Part I of the text is entitled 'Olympic Impacts and Community Resistance'. Over the course of the ensuing three chapters the author highlights some of the most pressing issues to consider in relation to the impact that this global mega-event can have in a range of different places. Chapter 2 looks at rights and freedoms. The pressure upon the media to (re)present certain images of the Olympics is discussed as is the ways in which parts of the media actively collude in promoting selected images of the event. Chapter 3 looks at the recent bids of five different cities and powerfully conveys the impacts that bidding for, and/or hosting, the games can have on low-income and homeless people in particular. The last chapter in this section looks at the Canadian context and critiques Toronto's failed bid for the summer games and Vancouver's successful bid for the winter games.

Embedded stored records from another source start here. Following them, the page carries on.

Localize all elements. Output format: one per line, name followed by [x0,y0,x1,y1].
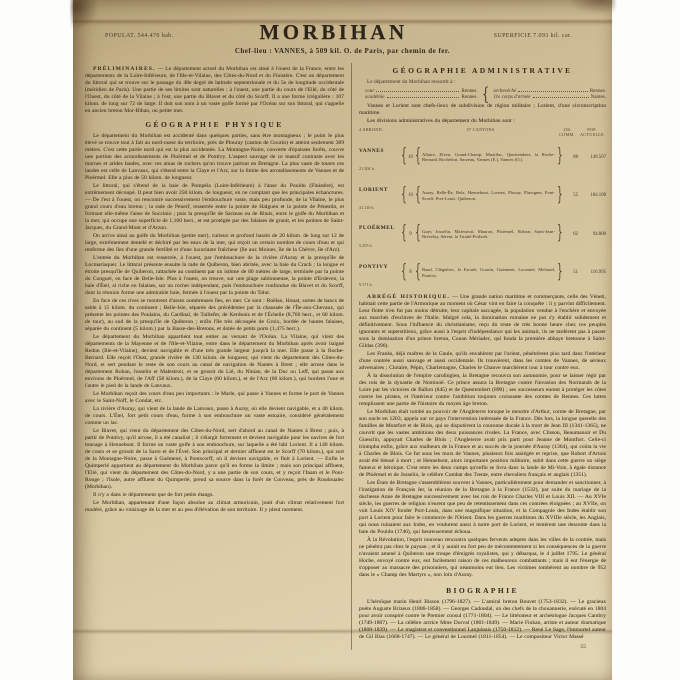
paragraph-climat: Le Morbihan, appartenant d'une façon abs… [85,500,344,514]
ressortit-list: cour Rennes. académie Rennes. { [365,87,606,101]
paragraph-vilaine: Le département du Morbihan appartient to… [85,334,344,390]
paragraph-littoral: Le littoral, qui s'étend de la baie de P… [85,183,344,232]
population-value: 148.567 [578,155,606,160]
arrondissement-cell: LORIENT 41.110 h. [359,178,401,214]
historique-text-1: — Une grande nation maritime et commerça… [359,294,606,349]
chef-lieu-population: 9.171 h. [359,282,373,287]
dotted-leader [376,91,459,92]
population-stat: POPULAT. 544.470 hab. [105,33,173,42]
brace-glyph: { [482,84,490,105]
historique-carolingien: À la dissolution de l'empire carolingien… [359,373,606,408]
chef-lieu-line: Chef-lieu : VANNES, à 509 kil. O. de Par… [73,47,612,55]
ressortit-item: académie Rennes. [365,94,478,100]
paragraph-cours-eau: Le Morbihan reçoit des cours d'eau peu i… [85,391,344,405]
historique-franks: Les Franks, déjà maîtres de la Gaule, qu… [359,351,606,372]
page-title: MORBIHAN [173,22,493,42]
document-page: POPULAT. 544.470 hab. MORBIHAN SUPERFICI… [73,0,612,680]
table-row: PLOËRMEL 5.255 h. { 9 { Guer, Josselin, … [359,216,606,252]
ressortit-right-column: archevêché Rennes. 11e corps d'armée Nan… [493,88,606,101]
brace-glyph: } [557,151,562,164]
communes-count: 62 [562,232,578,237]
arrondissement-cell: PLOËRMEL 5.255 h. [359,216,401,252]
page-number: 55 [359,644,586,650]
brace-glyph: } [557,189,562,202]
communes-count: 55 [562,193,578,198]
dotted-leader [518,91,587,92]
header-arrondissements: 4 ARROND. [359,127,405,137]
dotted-leader [387,97,460,98]
geographie-administrative-heading: GÉOGRAPHIE ADMINISTRATIVE [359,66,606,75]
canton-list: Allaire, Elven, Grand-Champ, Muzillac, Q… [420,152,557,163]
preliminaires-text: — Le département actuel du Morbihan est … [85,66,344,114]
chef-lieu-population: 5.255 h. [359,243,373,248]
canton-count: 10 [406,155,415,160]
population-value: 116.995 [578,270,606,275]
brace-glyph: { [415,151,420,164]
chef-lieu-population: 41.110 h. [359,205,375,210]
brace-glyph: } [557,266,562,279]
brace-glyph: } [557,228,562,241]
historique-revolution: À la Révolution, l'esprit nouveau rencon… [359,537,606,579]
dotted-leader [533,97,589,98]
right-column: GÉOGRAPHIE ADMINISTRATIVE Le département… [351,63,606,650]
arrondissement-name: PLOËRMEL [359,225,395,231]
scan-background: POPULAT. 544.470 hab. MORBIHAN SUPERFICI… [0,0,680,680]
superficie-stat: SUPERFICIE 7.093 kil. car. [494,33,572,42]
military-note: Vannes et Lorient sont chefs-lieux de su… [359,103,606,117]
geographie-physique-heading: GÉOGRAPHIE PHYSIQUE [85,120,344,129]
paragraph-blavet: Le Blavet, qui vient du département des … [85,428,344,491]
arrondissement-name: LORIENT [359,187,388,193]
paragraph-auray: La rivière d'Auray, qui vient de la land… [85,406,344,427]
brace-glyph: { [415,266,420,279]
biographie-paragraph: L'héroïque marin Henri Bisson (1796-1827… [359,599,606,641]
brace-glyph: { [401,189,406,202]
ressortit-value: Rennes. [461,94,477,100]
arrondissement-name: VANNES [359,148,384,154]
communes-count: 51 [562,270,578,275]
brace-glyph: { [401,228,406,241]
arrondissement-cell: PONTIVY 9.171 h. [359,255,401,291]
header-cantons: 37 CANTONS [405,127,556,137]
paragraph-quiberon: L'entrée du Morbihan est resserrée, à l'… [85,255,344,297]
scan-shadow-top-right [569,0,615,14]
ressortit-value: Nantes. [591,94,606,100]
abrege-historique-label: ABRÉGÉ HISTORIQUE. [367,294,450,300]
paragraph-iles: En face de ces rives se montrent d'assez… [85,298,344,333]
arrondissement-name: PONTIVY [359,264,388,270]
ressortit-key: académie [365,94,385,100]
abrege-historique-paragraph: ABRÉGÉ HISTORIQUE. — Une grande nation m… [359,294,606,350]
canton-count: 10 [406,193,415,198]
historique-etats-bretagne: Les États de Bretagne s'assemblèrent sou… [359,480,606,536]
divisions-intro: Les divisions administratives du départe… [359,118,606,125]
canton-count: 9 [406,232,415,237]
arrondissements-table: 4 ARROND. 37 CANTONS 256 COMM. POP. ACTU… [359,127,606,291]
canton-count: 8 [406,270,415,275]
preliminaires-label: PRÉLIMINAIRES. [93,66,156,72]
canton-list: Auray, Belle-Île, Belz, Hennebont, Lorie… [420,190,557,201]
paragraph-etangs: Il n'y a dans le département que de fort… [85,492,344,499]
page-header: POPULAT. 544.470 hab. MORBIHAN SUPERFICI… [73,22,612,42]
chef-lieu-population: 21.504 h. [359,166,375,171]
brace-glyph: { [401,151,406,164]
table-row: LORIENT 41.110 h. { 10 { Auray, Belle-Îl… [359,178,606,214]
ressortit-key: 11e corps d'armée [493,94,530,100]
table-header-row: 4 ARROND. 37 CANTONS 256 COMM. POP. ACTU… [359,127,606,137]
table-row: VANNES 21.504 h. { 10 { Allaire, Elven, … [359,139,606,175]
population-value: 94.800 [578,232,606,237]
canton-list: Guer, Josselin, Malestroit, Mauron, Ploë… [420,229,557,240]
ressortit-item: 11e corps d'armée Nantes. [493,94,606,100]
population-value: 184.108 [578,193,606,198]
arrondissement-cell: VANNES 21.504 h. [359,139,401,175]
canton-list: Baud, Cléguérec, le Faouët, Gourin, Guém… [420,267,557,278]
two-column-layout: PRÉLIMINAIRES. — Le département actuel d… [85,63,606,650]
preliminaires-paragraph: PRÉLIMINAIRES. — Le département actuel d… [85,66,344,115]
paragraph-golfe-morbihan: On arrive ainsi au golfe du Morbihan (pe… [85,233,344,254]
communes-count: 88 [562,155,578,160]
table-row: PONTIVY 9.171 h. { 8 { Baud, Cléguérec, … [359,255,606,291]
paragraph-relief: Le département du Morbihan est accidenté… [85,133,344,182]
brace-glyph: { [415,228,420,241]
header-communes: 256 COMM. [556,127,578,137]
brace-glyph: { [415,189,420,202]
left-column: PRÉLIMINAIRES. — Le département actuel d… [85,63,351,650]
biographie-heading: BIOGRAPHIE [359,586,606,595]
historique-montfort-blois: Le Morbihan était tombé au pouvoir de l'… [359,409,606,479]
header-population: POP. ACTUELLE [578,127,606,137]
brace-glyph: { [401,266,406,279]
ressortit-left-column: cour Rennes. académie Rennes. [365,88,478,101]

This section of the text shows the tensions inherent in the battle between groups who actively promote the benefits of hosting the event to a host city against those who are concerned about the negative impacts that staging the Olympics can have on a particular place.

Part II of the text, 'Olympic Education', provides insights into a range of issues including the perceived obesity epidemic, sport as a mode of social inclusion, and the gendered dynamics of the contemporary world of sport. Chapter 5 on education through Olympic sport is perhaps the most interesting chapter of this section in that it highlights the many ways that athletes are involved in promoting the Olympic ideal. Lenskyj's main critique is that in endorsing various Olympics related products and schemes the athlete's may 'risk entrenching the sexism, racism, and other discriminatory systems that they may be hoping to challenge' (p.77). Chapter 6 looks at how corporate sponsors of the Olympics use education initiatives as a means of establishing brand loyalty amongst children. Chapter 7 seems to move a little away from the earlier focus with a discussion of the nude calendar phenomenon and the sexualisation of the female athlete. The author's own interest and academic background in the area of gender issues in sport, and the feminist perspective that guides the research, are obviously significant here. The final chapter of the text (Chapter 8) considers social responsibility as a fourth pillar of the Olympic movement.

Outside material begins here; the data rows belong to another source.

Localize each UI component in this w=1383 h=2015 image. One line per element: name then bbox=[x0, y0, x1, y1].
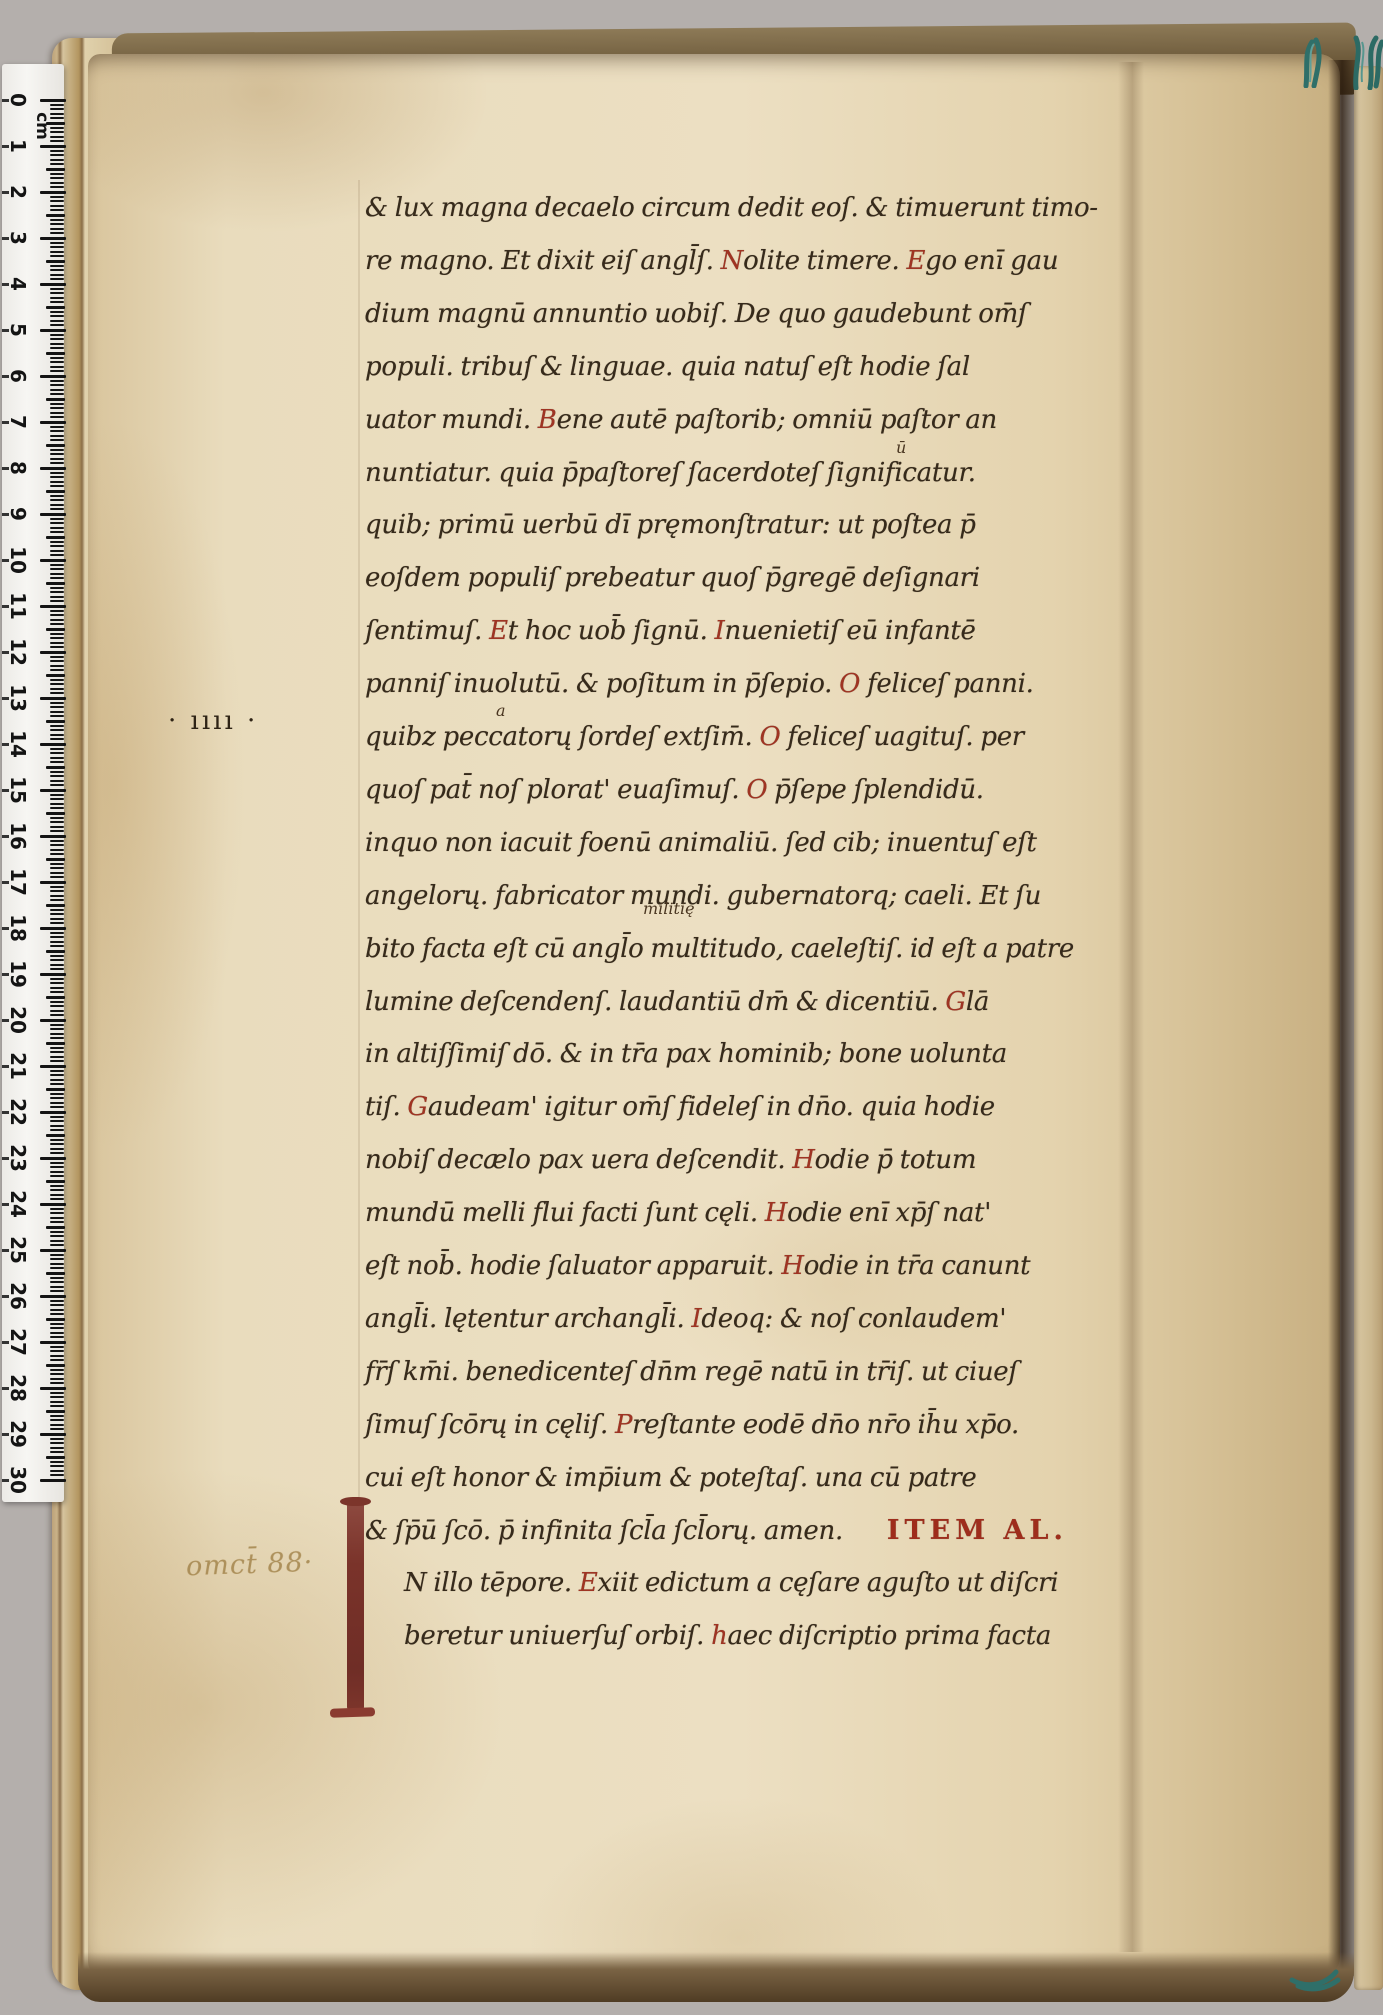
ink-text: ſentimuſ. bbox=[365, 616, 489, 646]
rubricated-text: E bbox=[489, 616, 508, 646]
rubricated-text: E bbox=[906, 246, 925, 276]
ruler-mm-tick bbox=[50, 131, 64, 133]
text-line: & ſp̄ū ſcō. p̄ infinita ſcl̄a ſcl̄orų. a… bbox=[365, 1511, 1068, 1551]
rubricated-text: B bbox=[538, 405, 557, 435]
ruler-cm-tick bbox=[40, 99, 66, 102]
binding-gutter bbox=[1328, 60, 1356, 1976]
ink-text: ene autē paſtorib; omniū paſtor an bbox=[557, 405, 997, 435]
rubricated-text: h bbox=[711, 1621, 727, 1651]
ruler-mm-tick bbox=[50, 159, 64, 161]
endband-thread-icon bbox=[1298, 36, 1332, 88]
ink-text: feliceſ panni. bbox=[860, 669, 1033, 699]
drop-cap-letter: I bbox=[347, 1502, 418, 1682]
ink-text: in altiſſimiſ dō. & in tr̄a pax hominib;… bbox=[365, 1039, 1007, 1069]
ruler-mm-tick bbox=[50, 108, 64, 110]
rubricated-text: H bbox=[781, 1251, 803, 1281]
ruler-cm-tick bbox=[40, 145, 66, 148]
text-line: angelorų. fabricator mundi. gubernatorq;… bbox=[365, 876, 1041, 916]
ink-text: aec diſcriptio prima facta bbox=[728, 1621, 1052, 1651]
ink-text: deoq: & noſ conlaudem' bbox=[701, 1304, 1006, 1334]
ink-text: panniſ inuolutū. & poſitum in p̄ſepio. bbox=[365, 669, 839, 699]
rubricated-text: H bbox=[792, 1145, 814, 1175]
text-line: in altiſſimiſ dō. & in tr̄a pax hominib;… bbox=[365, 1034, 1007, 1074]
rubricated-text: O bbox=[759, 722, 780, 752]
ink-text: nobiſ decælo pax uera deſcendit. bbox=[365, 1145, 792, 1175]
text-line: nuntiatur. quia p̄paſtoreſ ſacerdoteſ ſi… bbox=[365, 453, 976, 493]
text-line: populi. tribuſ & linguae. quia natuſ eſt… bbox=[365, 347, 970, 387]
facing-page-edge bbox=[1354, 66, 1383, 1990]
ink-text: go enī gau bbox=[925, 246, 1058, 276]
ink-text: feliceſ uagituſ. per bbox=[780, 722, 1023, 752]
ink-text: t hoc uob̄ ſignū. bbox=[508, 616, 715, 646]
ink-text: angelorų. fabricator mundi. gubernatorq;… bbox=[365, 881, 1041, 911]
ink-text: lumine deſcendenſ. laudantiū dm̄ & dicen… bbox=[365, 987, 945, 1017]
rubricated-text: I bbox=[715, 616, 725, 646]
rubricated-text: ITEM AL. bbox=[887, 1515, 1068, 1546]
text-line: nobiſ decælo pax uera deſcendit. Hodie p… bbox=[365, 1140, 976, 1180]
rubricated-text: N bbox=[721, 246, 743, 276]
interlinear-gloss: militię bbox=[643, 899, 695, 918]
ruler-mm-tick bbox=[50, 136, 64, 138]
interlinear-gloss: ū bbox=[896, 438, 906, 457]
text-line: dium magnū annuntio uobiſ. De quo gaudeb… bbox=[365, 294, 1027, 334]
ruler-number: 1 bbox=[8, 132, 30, 160]
ink-text: ſimuſ ſcōrų in cęliſ. bbox=[365, 1410, 615, 1440]
rubricated-text: I bbox=[691, 1304, 701, 1334]
text-line: quoſ pat̄ noſ plorat' euaſimuſ. O p̄ſepe… bbox=[365, 770, 984, 810]
text-line: mundū melli flui facti ſunt cęli. Hodie … bbox=[365, 1193, 991, 1233]
ruler-number: 0 bbox=[8, 86, 30, 114]
ink-text: tiſ. bbox=[365, 1092, 407, 1122]
ink-text: re magno. Et dixit eiſ angl̄ſ. bbox=[365, 246, 721, 276]
ink-text: angl̄i. lętentur archangl̄i. bbox=[365, 1304, 691, 1334]
text-line: quibz peccatorų ſordeſ extſim̄. O felice… bbox=[365, 717, 1024, 757]
text-line: eoſdem populiſ prebeatur quoſ p̄gregē de… bbox=[365, 558, 980, 598]
interlinear-gloss: a bbox=[496, 701, 506, 720]
ink-text: odie enī xp̄ſ nat' bbox=[787, 1198, 991, 1228]
ink-text: quoſ pat̄ noſ plorat' euaſimuſ. bbox=[365, 775, 746, 805]
manuscript-photo: 0123456789101112131415161718192021222324… bbox=[0, 0, 1383, 2015]
drop-cap-initial-I: I bbox=[347, 1502, 364, 1710]
ink-text: bito facta eſt cū angl̄o multitudo, cael… bbox=[365, 934, 1074, 964]
ink-text: quibz peccatorų ſordeſ extſim̄. bbox=[365, 722, 759, 752]
ink-text: p̄ſepe ſplendidū. bbox=[767, 775, 983, 805]
ruler-mm-tick bbox=[50, 150, 64, 152]
ink-text: odie p̄ totum bbox=[815, 1145, 977, 1175]
text-line: quib; primū uerbū dī pręmonſtratur: ut p… bbox=[365, 505, 976, 545]
text-block: & lux magna decaelo circum dedit eoſ. & … bbox=[0, 188, 1100, 1688]
text-line: inquo non iacuit foenū animaliū. ſed cib… bbox=[365, 823, 1037, 863]
ink-text: xiit edictum a cęſare aguſto ut diſcri bbox=[598, 1568, 1059, 1598]
ink-text: inquo non iacuit foenū animaliū. ſed cib… bbox=[365, 828, 1037, 858]
rubricated-text: G bbox=[407, 1092, 427, 1122]
text-line: bito facta eſt cū angl̄o multitudo, cael… bbox=[365, 929, 1074, 969]
ink-text: populi. tribuſ & linguae. quia natuſ eſt… bbox=[365, 352, 970, 382]
text-line: uator mundi. Bene autē paſtorib; omniū p… bbox=[365, 400, 997, 440]
ink-text: nuenietiſ eū infantē bbox=[725, 616, 976, 646]
ink-text: olite timere. bbox=[743, 246, 906, 276]
ink-text: odie in tr̄a canunt bbox=[804, 1251, 1031, 1281]
endband-thread-icon bbox=[1346, 32, 1383, 90]
rubricated-text: O bbox=[746, 775, 767, 805]
text-line: & lux magna decaelo circum dedit eoſ. & … bbox=[365, 188, 1098, 228]
ink-text: fr̄ſ km̄i. benedicenteſ dn̄m regē natū i… bbox=[365, 1357, 1018, 1387]
text-line: ſimuſ ſcōrų in cęliſ. Preſtante eodē dn̄… bbox=[365, 1405, 1019, 1445]
ruler-mm-tick bbox=[50, 113, 64, 115]
text-line: angl̄i. lętentur archangl̄i. Ideoq: & no… bbox=[365, 1299, 1006, 1339]
ruler-mm-tick bbox=[50, 104, 64, 106]
ink-text: reſtante eodē dn̄o nr̄o ih̄u xp̄o. bbox=[632, 1410, 1019, 1440]
ink-text: eoſdem populiſ prebeatur quoſ p̄gregē de… bbox=[365, 563, 980, 593]
text-line: fr̄ſ km̄i. benedicenteſ dn̄m regē natū i… bbox=[365, 1352, 1018, 1392]
ink-text: uator mundi. bbox=[365, 405, 538, 435]
text-line: eſt nob̄. hodie ſaluator apparuit. Hodie… bbox=[365, 1246, 1030, 1286]
rubricated-text: O bbox=[839, 669, 860, 699]
ink-text: quib; primū uerbū dī pręmonſtratur: ut p… bbox=[365, 510, 976, 540]
ruler-mm-tick bbox=[50, 140, 64, 142]
rubricated-text: E bbox=[579, 1568, 598, 1598]
ink-text: dium magnū annuntio uobiſ. De quo gaudeb… bbox=[365, 299, 1027, 329]
ink-text: mundū melli flui facti ſunt cęli. bbox=[365, 1198, 765, 1228]
ruler-mm-tick bbox=[50, 163, 64, 165]
text-line: re magno. Et dixit eiſ angl̄ſ. Nolite ti… bbox=[365, 241, 1058, 281]
ruler-mm-tick bbox=[50, 173, 64, 175]
text-line: N illo tēpore. Exiit edictum a cęſare ag… bbox=[404, 1563, 1058, 1603]
sewing-thread-icon bbox=[1286, 1936, 1342, 1992]
text-line: lumine deſcendenſ. laudantiū dm̄ & dicen… bbox=[365, 982, 989, 1022]
ruler-mm-tick bbox=[50, 117, 64, 119]
ink-text: N illo tēpore. bbox=[404, 1568, 579, 1598]
rubricated-text: H bbox=[765, 1198, 787, 1228]
text-line: beretur uniuerſuſ orbiſ. haec diſcriptio… bbox=[404, 1616, 1051, 1656]
text-line: cui eſt honor & imp̄ium & poteſtaſ. una … bbox=[365, 1458, 977, 1498]
ink-text: lā bbox=[966, 987, 989, 1017]
ink-text: eſt nob̄. hodie ſaluator apparuit. bbox=[365, 1251, 781, 1281]
ruler-mm-tick bbox=[46, 168, 65, 171]
text-line: ſentimuſ. Et hoc uob̄ ſignū. Inuenietiſ … bbox=[365, 611, 976, 651]
page-bottom-edge bbox=[78, 1952, 1354, 2002]
ruler-mm-tick bbox=[50, 154, 64, 156]
ink-text: audeam' igitur om̄ſ fideleſ in dn̄o. qui… bbox=[428, 1092, 995, 1122]
ruler-mm-tick bbox=[50, 182, 64, 184]
rubricated-text: P bbox=[615, 1410, 632, 1440]
ruler-unit-label: cm bbox=[32, 112, 52, 140]
page-crease bbox=[1118, 62, 1144, 1952]
ink-text: nuntiatur. quia p̄paſtoreſ ſacerdoteſ ſi… bbox=[365, 458, 976, 488]
ink-text: cui eſt honor & imp̄ium & poteſtaſ. una … bbox=[365, 1463, 977, 1493]
text-line: tiſ. Gaudeam' igitur om̄ſ fideleſ in dn̄… bbox=[365, 1087, 995, 1127]
rubricated-text: G bbox=[945, 987, 965, 1017]
ruler-mm-tick bbox=[50, 177, 64, 179]
ink-text: beretur uniuerſuſ orbiſ. bbox=[404, 1621, 711, 1651]
text-line: panniſ inuolutū. & poſitum in p̄ſepio. O… bbox=[365, 664, 1034, 704]
ink-text: & ſp̄ū ſcō. p̄ infinita ſcl̄a ſcl̄orų. a… bbox=[365, 1516, 843, 1546]
ruler-mm-tick bbox=[50, 127, 64, 129]
ink-text: & lux magna decaelo circum dedit eoſ. & … bbox=[365, 193, 1098, 223]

Overall this is an informative book and one that offers some interesting critiques of the Olympic movement and what it is supposed to stand for. Given the author's own personal biography, highlighted at the beginning of the text, there is a greater focus on Olympic protest in Canada than other parts of the world, although Lenskyj does draw upon a number of examples from across the globe. Drawing upon a range of scholarly works and numerous media sources the text is a most welcome addition to the literature on the place of the Olympics in contemporary society. At the very least it should make every reader consider just what the Olympics are meant to represent.